Features

Beginning Spring Semester With Gogol

By Hilda Johnston
Friday December 21, 2007

When acacia bloom and quince flowers from its spare stem, 

Akaki Akakievich again feels the frost of St. Petersburg 

nip through his tattered overcoat. “Akaki,” a student writes, 

“was fairly non-existent in the country of Russia,” but here 

he begins the term, and when magnolia blossom, Akaki 

climbs the sour-smelling back steps of Petrovich, the tailor. 

“He shouldn’t have gone to the underground for a coat,” 

says a student, but what can poor Akaki do but stint on meals 

and candles and tip-toe to save on shoes until the day Petrovich 

arrives with his new coat? “Fate,” writes a student, “has it in for him 

to be dull and banal, but the overcoat pulls him to the limelight.” 
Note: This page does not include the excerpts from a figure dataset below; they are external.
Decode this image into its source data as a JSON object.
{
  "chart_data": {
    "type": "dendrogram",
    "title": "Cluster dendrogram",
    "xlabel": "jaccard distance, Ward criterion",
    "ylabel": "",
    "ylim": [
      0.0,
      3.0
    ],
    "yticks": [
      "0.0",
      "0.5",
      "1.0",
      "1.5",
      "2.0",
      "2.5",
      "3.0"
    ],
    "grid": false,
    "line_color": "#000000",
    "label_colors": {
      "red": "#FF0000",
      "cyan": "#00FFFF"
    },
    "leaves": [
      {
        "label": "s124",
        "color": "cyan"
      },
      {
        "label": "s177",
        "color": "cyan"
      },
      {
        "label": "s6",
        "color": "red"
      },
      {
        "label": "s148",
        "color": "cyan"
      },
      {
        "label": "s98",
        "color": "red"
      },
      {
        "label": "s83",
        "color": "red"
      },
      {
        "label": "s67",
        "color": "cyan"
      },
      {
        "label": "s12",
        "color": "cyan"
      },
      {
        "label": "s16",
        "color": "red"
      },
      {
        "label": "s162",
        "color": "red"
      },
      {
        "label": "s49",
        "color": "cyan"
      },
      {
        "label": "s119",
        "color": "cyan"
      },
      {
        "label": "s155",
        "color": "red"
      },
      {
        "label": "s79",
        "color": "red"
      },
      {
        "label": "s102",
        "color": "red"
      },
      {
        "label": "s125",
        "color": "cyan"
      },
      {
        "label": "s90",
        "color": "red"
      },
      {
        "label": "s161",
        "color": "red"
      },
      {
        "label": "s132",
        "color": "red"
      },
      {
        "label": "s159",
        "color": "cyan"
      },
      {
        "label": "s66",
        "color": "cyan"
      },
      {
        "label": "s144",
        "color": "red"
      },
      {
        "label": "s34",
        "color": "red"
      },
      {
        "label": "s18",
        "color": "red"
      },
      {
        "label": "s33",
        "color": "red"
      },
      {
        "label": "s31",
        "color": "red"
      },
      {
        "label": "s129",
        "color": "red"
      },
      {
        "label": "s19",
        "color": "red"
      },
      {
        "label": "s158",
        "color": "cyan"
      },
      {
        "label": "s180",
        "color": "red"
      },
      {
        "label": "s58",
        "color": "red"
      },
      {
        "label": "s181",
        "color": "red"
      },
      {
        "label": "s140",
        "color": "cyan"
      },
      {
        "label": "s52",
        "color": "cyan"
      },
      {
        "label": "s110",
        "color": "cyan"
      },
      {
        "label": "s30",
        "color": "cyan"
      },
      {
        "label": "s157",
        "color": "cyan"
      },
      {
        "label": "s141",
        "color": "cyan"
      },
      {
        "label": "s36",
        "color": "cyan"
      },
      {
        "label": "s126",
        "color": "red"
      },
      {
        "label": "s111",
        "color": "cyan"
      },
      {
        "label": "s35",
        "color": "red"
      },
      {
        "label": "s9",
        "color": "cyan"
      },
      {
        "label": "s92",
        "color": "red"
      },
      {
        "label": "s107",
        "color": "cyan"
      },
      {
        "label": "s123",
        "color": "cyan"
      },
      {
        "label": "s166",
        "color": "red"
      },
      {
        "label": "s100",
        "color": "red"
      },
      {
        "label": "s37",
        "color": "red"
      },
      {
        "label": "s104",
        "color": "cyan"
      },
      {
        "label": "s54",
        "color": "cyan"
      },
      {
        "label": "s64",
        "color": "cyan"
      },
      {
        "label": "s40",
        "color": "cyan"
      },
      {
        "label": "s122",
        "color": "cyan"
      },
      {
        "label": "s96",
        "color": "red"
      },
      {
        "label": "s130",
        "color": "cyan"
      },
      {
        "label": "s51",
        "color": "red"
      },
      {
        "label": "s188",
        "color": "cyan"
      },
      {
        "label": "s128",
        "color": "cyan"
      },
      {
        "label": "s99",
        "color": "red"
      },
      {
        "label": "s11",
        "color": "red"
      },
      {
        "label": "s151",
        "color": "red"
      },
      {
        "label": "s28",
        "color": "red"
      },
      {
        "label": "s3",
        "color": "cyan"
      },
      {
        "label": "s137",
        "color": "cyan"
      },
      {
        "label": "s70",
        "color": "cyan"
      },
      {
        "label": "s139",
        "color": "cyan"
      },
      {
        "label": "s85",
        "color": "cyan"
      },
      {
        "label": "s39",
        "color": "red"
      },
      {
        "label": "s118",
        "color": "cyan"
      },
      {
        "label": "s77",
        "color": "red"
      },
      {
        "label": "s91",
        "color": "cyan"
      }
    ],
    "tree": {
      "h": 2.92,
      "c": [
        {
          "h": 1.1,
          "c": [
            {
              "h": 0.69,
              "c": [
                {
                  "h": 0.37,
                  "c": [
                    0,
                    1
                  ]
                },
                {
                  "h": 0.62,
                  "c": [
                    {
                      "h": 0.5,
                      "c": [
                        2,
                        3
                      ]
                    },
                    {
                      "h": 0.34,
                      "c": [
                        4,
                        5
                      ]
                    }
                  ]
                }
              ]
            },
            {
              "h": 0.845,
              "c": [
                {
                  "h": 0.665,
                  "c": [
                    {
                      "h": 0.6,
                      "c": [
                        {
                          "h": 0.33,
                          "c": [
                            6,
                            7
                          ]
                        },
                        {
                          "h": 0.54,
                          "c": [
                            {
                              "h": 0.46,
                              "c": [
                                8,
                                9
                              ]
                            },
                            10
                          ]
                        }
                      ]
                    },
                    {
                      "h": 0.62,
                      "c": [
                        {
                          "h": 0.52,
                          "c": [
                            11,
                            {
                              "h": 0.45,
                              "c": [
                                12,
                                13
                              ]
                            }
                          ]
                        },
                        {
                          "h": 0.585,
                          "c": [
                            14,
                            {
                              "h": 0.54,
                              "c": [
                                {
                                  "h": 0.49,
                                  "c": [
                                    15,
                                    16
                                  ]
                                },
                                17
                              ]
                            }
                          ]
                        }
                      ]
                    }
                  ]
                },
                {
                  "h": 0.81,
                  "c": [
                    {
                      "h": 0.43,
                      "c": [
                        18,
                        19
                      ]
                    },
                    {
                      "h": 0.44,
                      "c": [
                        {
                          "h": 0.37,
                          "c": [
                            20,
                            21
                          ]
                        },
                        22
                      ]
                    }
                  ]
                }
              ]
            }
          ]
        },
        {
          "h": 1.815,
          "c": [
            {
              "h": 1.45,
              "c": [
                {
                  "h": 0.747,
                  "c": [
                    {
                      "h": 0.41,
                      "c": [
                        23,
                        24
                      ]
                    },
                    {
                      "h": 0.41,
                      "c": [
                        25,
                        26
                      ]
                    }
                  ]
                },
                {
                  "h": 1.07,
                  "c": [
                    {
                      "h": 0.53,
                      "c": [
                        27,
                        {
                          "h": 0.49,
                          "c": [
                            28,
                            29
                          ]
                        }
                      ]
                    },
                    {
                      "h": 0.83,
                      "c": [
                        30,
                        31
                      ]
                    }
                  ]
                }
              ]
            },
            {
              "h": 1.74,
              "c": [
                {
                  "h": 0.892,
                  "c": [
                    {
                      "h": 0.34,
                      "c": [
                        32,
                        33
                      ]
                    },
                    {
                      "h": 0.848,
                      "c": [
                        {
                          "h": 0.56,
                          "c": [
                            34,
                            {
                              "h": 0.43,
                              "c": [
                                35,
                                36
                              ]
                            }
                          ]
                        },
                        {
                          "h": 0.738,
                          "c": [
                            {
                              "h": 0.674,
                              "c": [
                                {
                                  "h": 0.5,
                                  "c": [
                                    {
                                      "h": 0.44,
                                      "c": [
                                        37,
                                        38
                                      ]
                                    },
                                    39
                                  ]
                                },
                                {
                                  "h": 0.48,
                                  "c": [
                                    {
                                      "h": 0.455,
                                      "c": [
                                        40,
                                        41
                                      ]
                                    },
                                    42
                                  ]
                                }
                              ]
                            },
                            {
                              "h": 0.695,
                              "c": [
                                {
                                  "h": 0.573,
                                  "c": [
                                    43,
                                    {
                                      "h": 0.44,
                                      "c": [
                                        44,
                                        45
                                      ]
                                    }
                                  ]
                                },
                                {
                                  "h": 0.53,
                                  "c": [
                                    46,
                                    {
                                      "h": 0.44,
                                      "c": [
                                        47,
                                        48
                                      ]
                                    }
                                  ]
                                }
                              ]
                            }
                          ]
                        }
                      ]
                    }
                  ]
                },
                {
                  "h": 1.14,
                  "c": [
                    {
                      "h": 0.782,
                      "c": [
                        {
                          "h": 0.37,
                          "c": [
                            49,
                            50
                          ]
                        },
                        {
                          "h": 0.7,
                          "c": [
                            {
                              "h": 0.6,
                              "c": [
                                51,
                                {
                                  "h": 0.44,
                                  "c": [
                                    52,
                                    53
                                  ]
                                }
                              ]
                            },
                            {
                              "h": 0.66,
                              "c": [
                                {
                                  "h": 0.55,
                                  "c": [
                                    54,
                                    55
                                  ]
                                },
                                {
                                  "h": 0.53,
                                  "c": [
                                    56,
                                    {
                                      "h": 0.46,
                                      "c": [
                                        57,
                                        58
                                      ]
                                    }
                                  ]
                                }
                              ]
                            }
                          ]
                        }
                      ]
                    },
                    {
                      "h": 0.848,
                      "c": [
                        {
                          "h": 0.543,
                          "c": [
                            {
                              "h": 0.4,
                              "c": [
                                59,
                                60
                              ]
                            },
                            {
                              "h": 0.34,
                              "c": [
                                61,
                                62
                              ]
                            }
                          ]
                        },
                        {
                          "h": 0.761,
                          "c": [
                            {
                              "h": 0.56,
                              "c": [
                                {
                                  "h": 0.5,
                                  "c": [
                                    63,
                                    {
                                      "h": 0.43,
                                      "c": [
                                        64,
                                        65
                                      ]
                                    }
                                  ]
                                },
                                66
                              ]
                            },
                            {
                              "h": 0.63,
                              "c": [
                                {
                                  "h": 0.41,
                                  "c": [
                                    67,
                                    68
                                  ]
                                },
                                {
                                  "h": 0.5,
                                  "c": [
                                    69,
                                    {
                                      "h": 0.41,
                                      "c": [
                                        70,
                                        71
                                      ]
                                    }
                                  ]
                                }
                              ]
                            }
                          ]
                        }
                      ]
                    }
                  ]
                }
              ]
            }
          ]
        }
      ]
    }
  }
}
Alas, the coat is stolen. Akaki dies. “One must have a goal  

more than a coat,” a student warns, “to have interest in life..” 

And the teacher thinks of Gogol dying, leeches on his nose, 

the last of Dead Souls burned in the stove, Gogol, who first wrote  

of the little man but himself kept a servant, a lout of a serf 

who slept in a cupboard—and so misery hides in misery 

like Russian dolls—but when creeks run and willow shoots 

are red, and small white lanterns appear on manzanita 

in the woods, Akaki’s ghost comes back, and a student  

writes in a journal, “Why is Akaki my brother? Indeed, 

I do taste my life bitter, but I forget it by working intensely. 

I do have a plan I regard as the most extravagant, 

and the happiest, like the overcoat of Akaki.”